In general, you will not necessarily get more assets out of the divorce just because your spouse cheated. In New York, property is divided based on “Equitable Distribution” Law and not based upon the fault of one of the parties. First, it is determined whether property is separate or marital. Then, once the marital property is identified, the Court will use “Equitable Distribution” to divide it.
All property will be looked at to figure out if it is separate or marital. Separate property in a divorce is property a spouse owned before the marriage, inheritances, personal injury awards or gifts from someone else during the marriage. Separate property stays separate as long as it is not mixed with martial property.

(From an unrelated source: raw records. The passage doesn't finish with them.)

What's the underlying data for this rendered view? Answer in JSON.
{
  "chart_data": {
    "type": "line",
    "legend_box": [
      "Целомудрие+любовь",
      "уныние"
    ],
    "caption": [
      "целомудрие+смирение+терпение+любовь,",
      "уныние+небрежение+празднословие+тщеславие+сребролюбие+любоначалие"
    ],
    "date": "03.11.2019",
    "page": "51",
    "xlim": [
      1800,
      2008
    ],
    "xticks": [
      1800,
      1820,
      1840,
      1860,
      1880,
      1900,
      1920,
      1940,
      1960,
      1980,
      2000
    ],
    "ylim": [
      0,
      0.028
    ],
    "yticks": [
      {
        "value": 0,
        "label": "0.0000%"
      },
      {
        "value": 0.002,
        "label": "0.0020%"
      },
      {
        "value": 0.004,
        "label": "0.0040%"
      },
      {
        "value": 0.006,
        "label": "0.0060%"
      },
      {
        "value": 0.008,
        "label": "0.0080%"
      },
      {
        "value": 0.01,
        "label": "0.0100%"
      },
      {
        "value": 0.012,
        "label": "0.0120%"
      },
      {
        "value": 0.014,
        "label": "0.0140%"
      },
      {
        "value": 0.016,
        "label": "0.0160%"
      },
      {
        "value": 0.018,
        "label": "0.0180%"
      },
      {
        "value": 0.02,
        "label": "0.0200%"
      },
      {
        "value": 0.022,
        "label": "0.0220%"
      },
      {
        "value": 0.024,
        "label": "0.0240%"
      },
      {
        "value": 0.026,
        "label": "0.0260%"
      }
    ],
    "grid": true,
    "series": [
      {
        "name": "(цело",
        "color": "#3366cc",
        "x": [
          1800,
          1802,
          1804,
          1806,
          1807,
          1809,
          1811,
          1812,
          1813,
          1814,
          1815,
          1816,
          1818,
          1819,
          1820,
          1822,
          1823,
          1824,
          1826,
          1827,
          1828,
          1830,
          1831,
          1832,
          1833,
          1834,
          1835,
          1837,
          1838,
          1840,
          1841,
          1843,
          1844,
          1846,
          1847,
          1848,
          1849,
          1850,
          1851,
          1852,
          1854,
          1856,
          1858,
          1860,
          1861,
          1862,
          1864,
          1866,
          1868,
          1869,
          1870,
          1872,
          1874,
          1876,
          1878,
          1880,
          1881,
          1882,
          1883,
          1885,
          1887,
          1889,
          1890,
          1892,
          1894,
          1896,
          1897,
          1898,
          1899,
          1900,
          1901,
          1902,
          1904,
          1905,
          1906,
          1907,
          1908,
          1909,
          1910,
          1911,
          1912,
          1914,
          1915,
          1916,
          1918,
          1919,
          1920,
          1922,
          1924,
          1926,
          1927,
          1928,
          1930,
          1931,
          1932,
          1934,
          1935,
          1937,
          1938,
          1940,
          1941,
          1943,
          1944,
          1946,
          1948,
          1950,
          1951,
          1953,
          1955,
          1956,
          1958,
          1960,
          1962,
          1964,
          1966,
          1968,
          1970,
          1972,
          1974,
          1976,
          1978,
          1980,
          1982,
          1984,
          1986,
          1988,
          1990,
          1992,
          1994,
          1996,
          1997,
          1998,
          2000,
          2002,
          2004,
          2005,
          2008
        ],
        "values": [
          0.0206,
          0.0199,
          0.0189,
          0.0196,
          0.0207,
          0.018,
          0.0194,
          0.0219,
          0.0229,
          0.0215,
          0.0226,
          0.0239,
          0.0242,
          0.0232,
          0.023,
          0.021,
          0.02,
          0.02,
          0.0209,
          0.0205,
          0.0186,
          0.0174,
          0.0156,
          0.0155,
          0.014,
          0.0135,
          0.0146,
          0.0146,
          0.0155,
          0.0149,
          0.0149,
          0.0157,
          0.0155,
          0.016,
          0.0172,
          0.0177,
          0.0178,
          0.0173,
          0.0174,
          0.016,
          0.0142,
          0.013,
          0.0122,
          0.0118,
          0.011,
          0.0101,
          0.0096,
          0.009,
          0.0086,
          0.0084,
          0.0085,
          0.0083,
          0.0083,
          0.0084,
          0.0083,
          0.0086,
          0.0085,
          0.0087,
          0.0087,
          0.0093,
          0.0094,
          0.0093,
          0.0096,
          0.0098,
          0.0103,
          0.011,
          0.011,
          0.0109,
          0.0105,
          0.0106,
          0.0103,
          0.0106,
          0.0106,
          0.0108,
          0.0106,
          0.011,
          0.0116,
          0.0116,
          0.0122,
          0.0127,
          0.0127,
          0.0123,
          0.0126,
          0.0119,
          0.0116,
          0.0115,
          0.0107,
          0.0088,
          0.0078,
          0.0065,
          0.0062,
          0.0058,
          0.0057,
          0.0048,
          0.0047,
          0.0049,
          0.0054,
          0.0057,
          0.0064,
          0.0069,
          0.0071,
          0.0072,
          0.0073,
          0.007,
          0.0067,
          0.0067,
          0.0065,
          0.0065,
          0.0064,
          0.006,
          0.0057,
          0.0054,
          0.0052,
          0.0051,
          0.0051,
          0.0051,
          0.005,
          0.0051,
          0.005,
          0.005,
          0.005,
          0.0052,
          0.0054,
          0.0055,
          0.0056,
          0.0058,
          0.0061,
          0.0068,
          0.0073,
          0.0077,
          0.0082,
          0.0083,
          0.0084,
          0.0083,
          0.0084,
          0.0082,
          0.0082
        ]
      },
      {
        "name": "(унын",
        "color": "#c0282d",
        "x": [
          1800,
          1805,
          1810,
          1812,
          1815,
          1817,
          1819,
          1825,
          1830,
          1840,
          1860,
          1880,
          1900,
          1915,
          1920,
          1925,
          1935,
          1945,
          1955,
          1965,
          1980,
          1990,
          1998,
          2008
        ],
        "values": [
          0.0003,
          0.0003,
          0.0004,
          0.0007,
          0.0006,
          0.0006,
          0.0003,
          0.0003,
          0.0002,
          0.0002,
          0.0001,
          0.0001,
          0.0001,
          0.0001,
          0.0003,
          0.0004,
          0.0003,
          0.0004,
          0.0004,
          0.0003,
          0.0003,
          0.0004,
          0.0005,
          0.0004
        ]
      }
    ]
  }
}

Marital property in a divorce is all property either spouse bought during the marriage. Regardless of who is named as owner, if the property was acquired after you were married, then it is marital.
New York is an equitable distribution state. What that means is that in a divorce, the property that is marital will be split based according to what is fair. What is fair does not always mean equal or 50/50. When determining fairness, the court considers the couple’s income, their living situations before and after the divorce, who will have custody of the children, and wasteful dissipation of assets, among other things.
Wasteful Dissipation of Assets
If the Court feels that your spouse used marital money in a wrongful way and you incurred a loss because of it, then the Court might give you more in the divorce. What is “Wasteful Dissipation” is determined on a case by case basis, but sometimes has included gambling, alcohol or drug use, poor business decisions, and spending money on a girlfriend/boyfriend.
If your spouse’s cheating does not amount to wasteful dissipation of marital assets, then the Court will determine what assets are separate and marital and divide everything based on what it feels is equitable or fair. You will not automatically get more because your spouse cheated, but it may be considered.